ミクログリアは、アルツハイマー病のマウスモデルにおけるβ-アミロイドプラークの拡大を制限します

背景：ミクログリアは、脳の居住免疫細胞として知られています。アルツハイマー病（AD）の脳のβ-アミロイド（Aβ）プラークはミクログリアに囲まれていますが、ミクログリアがプラークの形成と維持に影響するかどうか、そしてどのように影響するかは議論の余地があります。 方法：CX 3 CR1 CREER/+：R26 DTR/+（CX 3 CR1-IDTR）マウスをAppSWE/PSEN1DE9（APP/PS1）マウスと交差させるDiphtheria毒素（DT）を注入することにより、ミクログリアを枯渇させました。1〜2週間にわたって、コンゴ赤標識アミロイドプラークの数とサイズの変化を調べるために、生体内のタイムラプスイメージングを実施しました。また、THY1 YFP Hラインマウスと交配したADのPSAPPマウスモデル（PS1 M146Lライン6.2×TG2576）のPSAPPマウスモデルでプラークを通過する樹状突起の脊椎密度とシャフト直径を調べました。 結果：CX 3 CR1-IDTRマウスへのDT投与は、1週間以内にミクログリアを効率的に除去し、DT投与後2週目にミクログリアが再染色されたことがわかりました。
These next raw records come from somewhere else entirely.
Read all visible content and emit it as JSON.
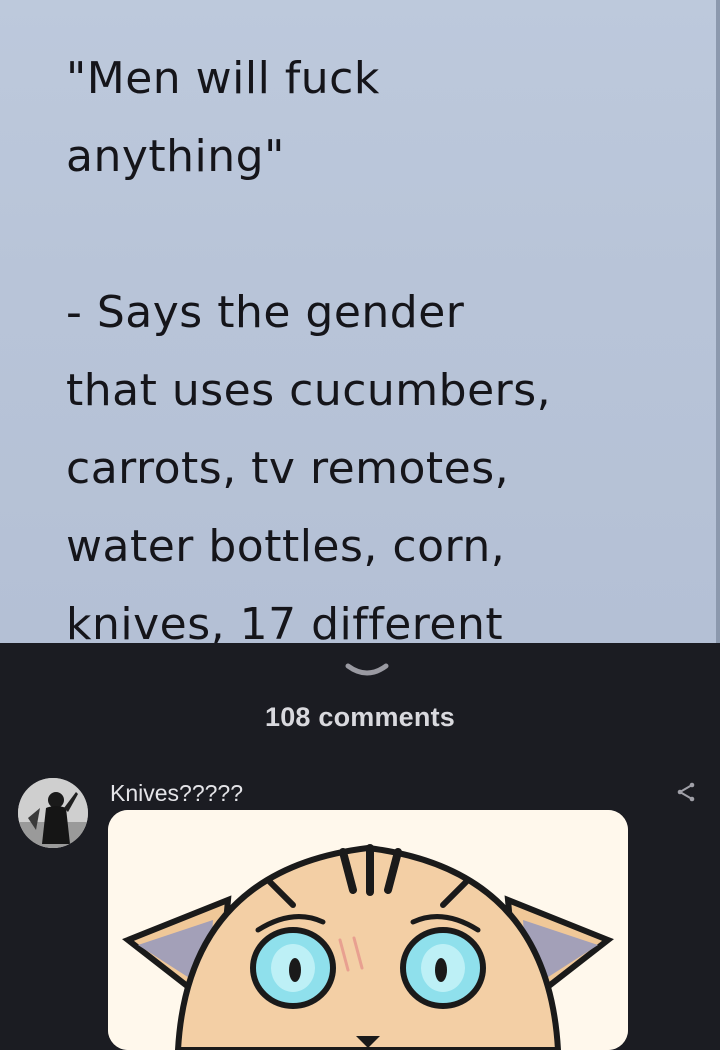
{
  "meme": {
    "lines_quote": [
      "\"Men will fuck",
      "anything\""
    ],
    "lines_body": [
      "- Says the gender",
      "that uses cucumbers,",
      "carrots, tv remotes,",
      "water bottles, corn,",
      "knives, 17 different"
    ]
  },
  "comments_header": {
    "count_label": "108 comments",
    "collapse_icon": "chevron-down-icon"
  },
  "comment": {
    "text": "Knives?????",
    "avatar_icon": "avatar-figure",
    "share_icon": "share-icon",
    "sticker": "crying-cat-sticker"
  },
  "colors": {
    "background": "#1b1c22",
    "meme_bg": "#b8c4d8",
    "text_light": "#e4e4e8"
  }
}
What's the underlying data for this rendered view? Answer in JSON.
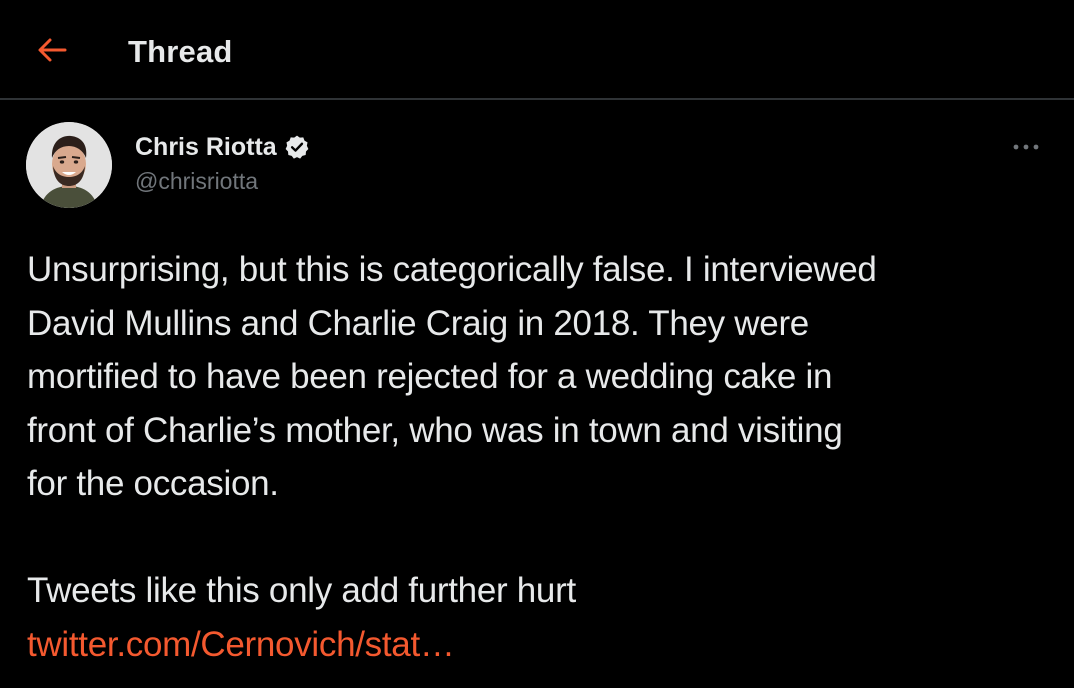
{
  "header": {
    "back_icon": "arrow-left-icon",
    "title": "Thread"
  },
  "tweet": {
    "author": {
      "name": "Chris Riotta",
      "handle": "@chrisriotta",
      "verified_icon": "verified-badge-icon",
      "avatar_icon": "avatar-photo"
    },
    "more_icon": "more-horizontal-icon",
    "text_lines": [
      "Unsurprising, but this is categorically false. I interviewed",
      "David Mullins and Charlie Craig in 2018. They were",
      "mortified to have been rejected for a wedding cake in",
      "front of Charlie’s mother, who was in town and visiting",
      "for the occasion."
    ],
    "text_line_2": "Tweets like this only add further hurt",
    "link": "twitter.com/Cernovich/stat…"
  },
  "colors": {
    "background": "#000000",
    "accent": "#f4592f",
    "text_primary": "#e7e9ea",
    "text_secondary": "#71767b",
    "divider": "#2f3336"
  }
}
ミクログリアの枯渇はアミロイドプラークの数に影響しませんでしたが、1週間以内にAβプラークのサイズが約13％増加しました。さらに、ミクログリアの再射撃は、2週目のプラークサイズの安定化と関連していた。さらに、プラークを通る樹状突起の遠位部分に樹状突起脊椎の損失とシャフト萎縮が見つかりました。 結論：我々の結果は、Aβプラークの成長とニューロンのつながりのプラーク関連の破壊を制限する上でのミクログリアの重要な役割を示しています。

BACKGROUND: Microglia are known as resident immune cells in the brain. β-amyloid (Aβ) plaques in the brain of Alzheimer's disease (AD) are surrounded by microglia, but whether and how microglia affect the formation and maintenance of plaques remains controversial. METHODS: We depleted microglia by injecting diphtheria toxin (DT) in CX 3 CR1 CreER/+ :R26 DTR/+ (CX 3 CR1-iDTR) mice crossed with APPswe/PSEN1dE9 (APP/PS1) mice. Intravital time-lapse imaging was performed to examine changes in the number and size of Congo Red-labeled amyloid plaques over 1-2 weeks. We also examined spine density and shaft diameter of dendrites passing through plaques in a PSAPP mouse model of AD (PS1 M146L line 6.2 × Tg2576) crossed with Thy1 YFP H-line mice. RESULTS: We found that DT administration to CX 3 CR1-iDTR mice efficiently ablated microglia within one week and that microglia repopulated in the second week after DT administration. Microglia depletion didn't affect the number of amyloid plaques, but led to ~13% increase in the size of Aβ plaques within one week. Moreover, microglia repopulation was associated with the stabilization of plaque size during the second week. In addition, we found dendritic spine loss and shaft atrophy in the distal parts of dendrites passing through plaques. CONCLUSION: Our results demonstrate the important role of microglia in limiting the growth of Aβ plaques and plaque-associated disruption of neuronal connection.